Für die meisten Jurastudenten dürfte die Entscheidung, zwei Auslandssemester in Athen verbringen zu wollen, eine ziemlich exotische Wahl darstellen. Gerade dies reizte clavisto-Talent Andreas Betzelt aber. Insbesondere eine nicht allzu verbreitete Sprache zu erlernen und Einblicke in ein Rechtssystem zu bekommen, von dem viele deutsche Juristen keine Vorstellung haben dürften, führten zu seinem Entschluss, für ein Jahr Erasmus-Student an der Universität Athen zu werden.

Sprachkurs auf Kreta
Bevor ich überhaupt nach Athen kam, entschied ich mich, einen sechswöchigen EILC Intensivsprachkurs in Rethymnon, auf Kreta, von Anfang August bis Mitte September 2013 zu absolvieren.

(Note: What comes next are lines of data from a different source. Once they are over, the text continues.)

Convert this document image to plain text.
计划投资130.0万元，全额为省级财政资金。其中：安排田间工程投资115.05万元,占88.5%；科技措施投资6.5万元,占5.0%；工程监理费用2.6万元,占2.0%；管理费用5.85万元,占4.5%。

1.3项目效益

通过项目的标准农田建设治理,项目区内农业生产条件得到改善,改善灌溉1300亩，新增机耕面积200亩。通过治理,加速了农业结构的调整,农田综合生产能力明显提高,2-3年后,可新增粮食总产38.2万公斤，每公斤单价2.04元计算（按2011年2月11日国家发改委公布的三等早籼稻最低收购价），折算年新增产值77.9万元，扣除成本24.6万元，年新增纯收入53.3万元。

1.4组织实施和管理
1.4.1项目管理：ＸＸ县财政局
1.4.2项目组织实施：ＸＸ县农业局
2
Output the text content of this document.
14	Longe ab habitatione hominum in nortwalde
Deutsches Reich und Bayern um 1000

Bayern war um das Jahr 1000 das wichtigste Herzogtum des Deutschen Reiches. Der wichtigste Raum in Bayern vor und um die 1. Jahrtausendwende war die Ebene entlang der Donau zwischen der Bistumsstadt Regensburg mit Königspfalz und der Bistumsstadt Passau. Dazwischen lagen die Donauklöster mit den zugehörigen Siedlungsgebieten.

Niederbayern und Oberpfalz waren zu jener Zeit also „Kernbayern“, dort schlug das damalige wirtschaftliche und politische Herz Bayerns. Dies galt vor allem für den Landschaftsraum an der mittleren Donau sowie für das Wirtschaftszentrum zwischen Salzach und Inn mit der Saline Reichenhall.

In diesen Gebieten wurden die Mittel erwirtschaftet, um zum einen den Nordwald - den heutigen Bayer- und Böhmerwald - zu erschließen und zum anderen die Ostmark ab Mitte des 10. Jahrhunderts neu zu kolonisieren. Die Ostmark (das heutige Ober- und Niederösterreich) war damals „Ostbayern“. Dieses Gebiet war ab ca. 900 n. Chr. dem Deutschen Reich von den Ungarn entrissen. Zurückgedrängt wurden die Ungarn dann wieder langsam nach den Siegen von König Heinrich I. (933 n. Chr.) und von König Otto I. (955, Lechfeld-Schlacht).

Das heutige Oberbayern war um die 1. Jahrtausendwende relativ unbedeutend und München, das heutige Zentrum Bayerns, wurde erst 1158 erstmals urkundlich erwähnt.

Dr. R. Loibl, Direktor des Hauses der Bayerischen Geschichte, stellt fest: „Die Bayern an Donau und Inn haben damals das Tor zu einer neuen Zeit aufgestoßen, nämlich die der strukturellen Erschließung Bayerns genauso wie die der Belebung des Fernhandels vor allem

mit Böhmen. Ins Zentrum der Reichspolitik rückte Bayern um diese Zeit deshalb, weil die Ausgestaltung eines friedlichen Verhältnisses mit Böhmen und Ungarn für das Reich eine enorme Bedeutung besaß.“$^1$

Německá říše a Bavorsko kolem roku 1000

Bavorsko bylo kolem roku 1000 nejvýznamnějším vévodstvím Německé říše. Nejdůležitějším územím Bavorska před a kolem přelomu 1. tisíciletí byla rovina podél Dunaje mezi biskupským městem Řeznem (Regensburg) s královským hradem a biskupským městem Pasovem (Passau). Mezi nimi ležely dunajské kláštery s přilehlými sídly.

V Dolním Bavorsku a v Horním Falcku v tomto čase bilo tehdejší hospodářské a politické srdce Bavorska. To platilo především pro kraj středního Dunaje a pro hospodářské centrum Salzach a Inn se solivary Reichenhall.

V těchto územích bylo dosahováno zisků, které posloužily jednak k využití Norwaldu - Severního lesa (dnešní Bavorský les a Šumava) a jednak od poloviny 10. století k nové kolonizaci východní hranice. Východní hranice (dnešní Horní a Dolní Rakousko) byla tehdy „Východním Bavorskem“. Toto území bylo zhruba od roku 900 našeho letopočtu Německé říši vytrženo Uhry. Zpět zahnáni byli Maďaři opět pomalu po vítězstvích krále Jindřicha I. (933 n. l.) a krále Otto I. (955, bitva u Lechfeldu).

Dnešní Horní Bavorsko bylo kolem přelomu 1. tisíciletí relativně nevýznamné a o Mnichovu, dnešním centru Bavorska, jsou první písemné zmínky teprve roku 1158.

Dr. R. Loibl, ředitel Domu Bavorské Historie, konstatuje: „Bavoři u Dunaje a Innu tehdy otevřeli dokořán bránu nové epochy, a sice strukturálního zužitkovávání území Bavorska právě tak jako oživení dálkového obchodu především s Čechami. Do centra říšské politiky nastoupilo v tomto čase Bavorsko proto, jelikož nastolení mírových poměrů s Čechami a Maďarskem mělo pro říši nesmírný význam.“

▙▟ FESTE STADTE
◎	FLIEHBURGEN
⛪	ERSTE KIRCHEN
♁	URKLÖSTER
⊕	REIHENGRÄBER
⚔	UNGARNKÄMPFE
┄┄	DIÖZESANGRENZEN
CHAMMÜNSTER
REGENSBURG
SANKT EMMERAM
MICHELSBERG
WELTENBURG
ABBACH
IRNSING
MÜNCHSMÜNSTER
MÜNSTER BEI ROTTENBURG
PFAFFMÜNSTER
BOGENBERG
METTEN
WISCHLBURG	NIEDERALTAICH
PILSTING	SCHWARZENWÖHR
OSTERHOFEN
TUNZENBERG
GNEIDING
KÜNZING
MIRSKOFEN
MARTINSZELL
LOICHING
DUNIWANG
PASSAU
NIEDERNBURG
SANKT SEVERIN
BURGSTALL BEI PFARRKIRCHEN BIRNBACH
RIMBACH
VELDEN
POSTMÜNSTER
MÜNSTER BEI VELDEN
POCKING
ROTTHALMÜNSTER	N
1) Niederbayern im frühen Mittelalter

Zwar hatte ich in Deutschland einen Griechischsprachkurs absolviert. Dennoch hätte ich keine bessere Entscheidung treffen können. Auch wenn das Programm hart und mit viel Fleiß verbunden war, war es mir Mitte September möglich, mit den Griechen in ihrer eigenen Sprache zu kommunizieren. Eine gute Basis für das weitere Jahr.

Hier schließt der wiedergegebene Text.